Despite the OMG seriousness of these charges, many if not most Republicans — including officeholders and ordinary voters, loyalists and those who’d rejoice if he dropped dead — believe that Trump’s arrest will only guarantee him the nomination, and maybe the presidency.

“Every attempt that the Democrats and the ‘Deep State’ make to try to destroy him, it only makes him stronger,” crowed former Arkansas Gov. Mike Huckabee.

“I think Donald Trump is stronger today politically than he was before,” said that former fan of national security, South Carolina Sen. Lindsey Graham.

“He’s going to go higher in the polls,” 28-year-old new Floridian Brionna Paltona told The Palm Beach Post.

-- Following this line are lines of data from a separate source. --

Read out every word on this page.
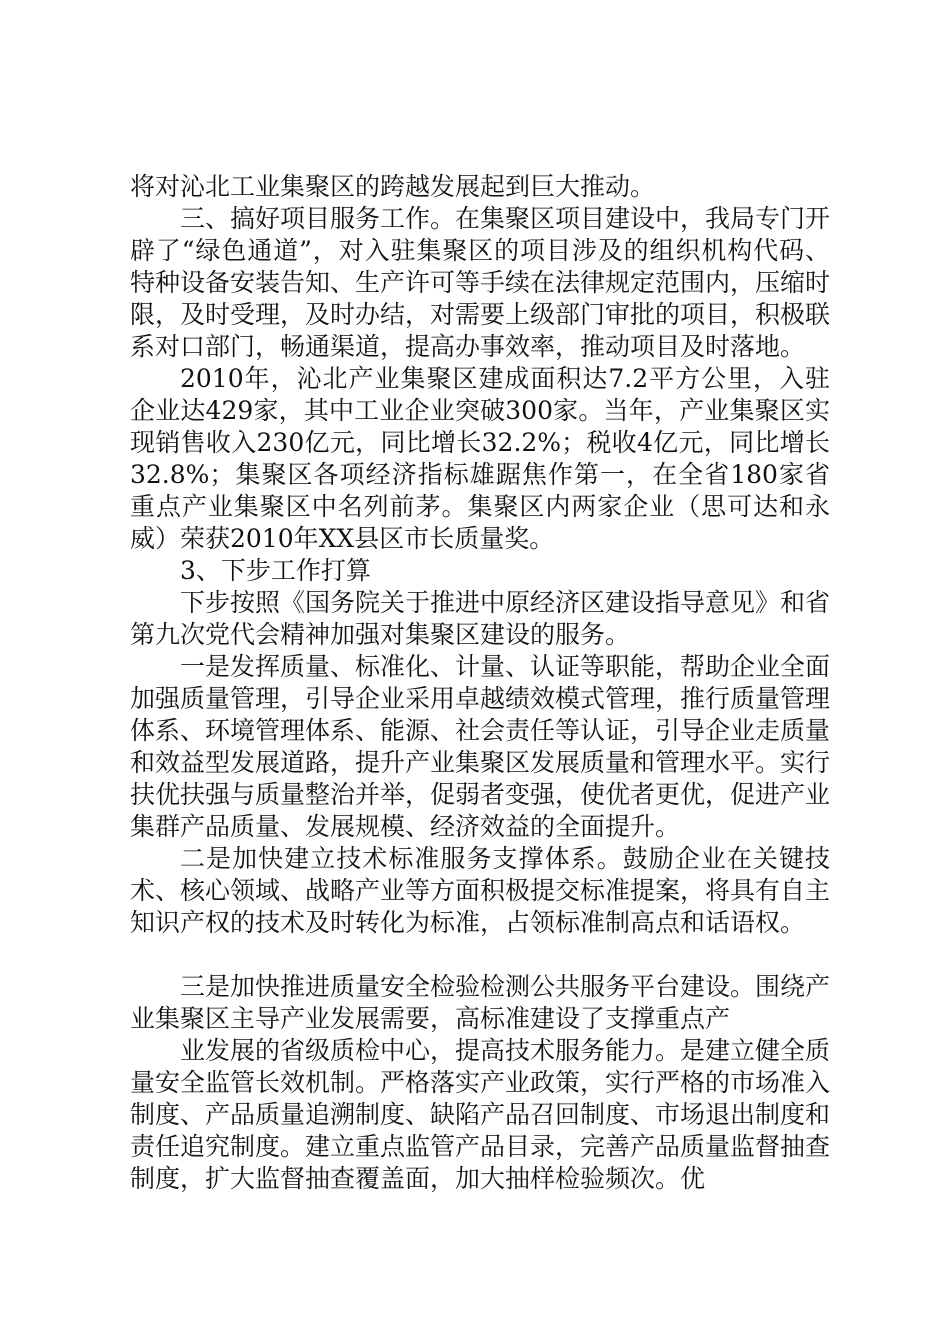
将对沁北工业集聚区的跨越发展起到巨大推动。

三、搞好项目服务工作。在集聚区项目建设中，我局专门开辟了“绿色通道”，对入驻集聚区的项目涉及的组织机构代码、特种设备安装告知、生产许可等手续在法律规定范围内，压缩时限，及时受理，及时办结，对需要上级部门审批的项目，积极联系对口部门，畅通渠道，提高办事效率，推动项目及时落地。

2010年，沁北产业集聚区建成面积达7.2平方公里，入驻企业达429家，其中工业企业突破300家。当年，产业集聚区实现销售收入230亿元，同比增长32.2%；税收4亿元，同比增长32.8%；集聚区各项经济指标雄踞焦作第一，在全省180家省重点产业集聚区中名列前茅。集聚区内两家企业（思可达和永威）荣获2010年XX县区市长质量奖。

3、下步工作打算

下步按照《国务院关于推进中原经济区建设指导意见》和省第九次党代会精神加强对集聚区建设的服务。

一是发挥质量、标准化、计量、认证等职能，帮助企业全面加强质量管理，引导企业采用卓越绩效模式管理，推行质量管理体系、环境管理体系、能源、社会责任等认证，引导企业走质量和效益型发展道路，提升产业集聚区发展质量和管理水平。实行扶优扶强与质量整治并举，促弱者变强，使优者更优，促进产业集群产品质量、发展规模、经济效益的全面提升。

二是加快建立技术标准服务支撑体系。鼓励企业在关键技术、核心领域、战略产业等方面积极提交标准提案，将具有自主知识产权的技术及时转化为标准，占领标准制高点和话语权。

三是加快推进质量安全检验检测公共服务平台建设。围绕产业集聚区主导产业发展需要，高标准建设了支撑重点产

业发展的省级质检中心，提高技术服务能力。是建立健全质量安全监管长效机制。严格落实产业政策，实行严格的市场准入制度、产品质量追溯制度、缺陷产品召回制度、市场退出制度和责任追究制度。建立重点监管产品目录，完善产品质量监督抽查制度，扩大监督抽查覆盖面，加大抽样检验频次。优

It’s too early to know if they’re right that his legal problems just clinched the nomination for him, but they could be.

What they cannot be right about, though, is that 1) this indictment is politically fantastic for Trump and yet somehow 2) this indictment is politically motivated, and is only happening because President Joe Biden is trying to kneecap his rival.

Ohio Sen. J.D. Vance of Ohio said that if “Merrick Garland wants to use these officials to harass Joe Biden’s political opponents, we will grind his department to a halt” by blocking all DOJ nominees.

Merrick Garland picked independent Jack Smith

Mild Merrick Garland, someone frustrated Democrats have seen as maddeningly unpolitical, picked a truly independent special counsel in Jack Smith, who made his career putting away war criminals.

And why would Biden, whose political skills have repeatedly been underestimated, try to neutralize an opponent by strengthening him? Why would he “weaponize” the DOJ, with the weapon so likely to boomerang?

Of course, Biden is not behind these charges, which only Trump himself made inevitable.

But if the president were pulling the strings at DOJ, as Trump himself quite overtly tried to do, and is promising to do again if reelected, machinations of the kind that so many Republicans have accused would be self-defeating. Or at least, too risky to try.

Quaint, I know, trying to impose consistency, but Biden also cannot be both a world-class schemer and suffering from dementia.

Still, Trump’s defenders continue to insist that Trump is being treated worse than anyone else would have been. Missouri Sen. Eric Schmitt called the charges against him a “political hit job.”

“I think the country is very frustrated,” House Speaker Kevin McCarthy said, “when you don’t feel like there’s equal justice,” There certainly isn’t equal justice, though not in the way he means it; anyone but Trump would not have walked away free after his white glove arraignment.

Others were not arrested for mishandling classified documents because they didn’t do what he did: Hillary Clinton possessed no classified documents, but discussed classified topics on an unsecured server. Mike Pence and Biden volunteered the classified documents found among their papers. The proof that Trump himself would not have been prosecuted if he had just forked over what he had is that he was not charged with mishandling those documents that he did surrender.

Remember when then-House Speaker Nancy Pelosi infuriated Democratic activists by trying to avoid impeaching Trump, because she knew it would further divide the country and could benefit him politically? In the end, though, he left her no choice, just as he left the DOJ none.

Ordinary Democrats and some other Americans, too, think Trump should have been indicted, not because it will benefit Biden, which it may not, but because they believe he has committed serious crimes. They recognize the political risk, but think it would be even riskier to our system to grant blanket immunity to presidential perps.

What’s at stake is so much more important than either Biden or Trump, and one of them knows that.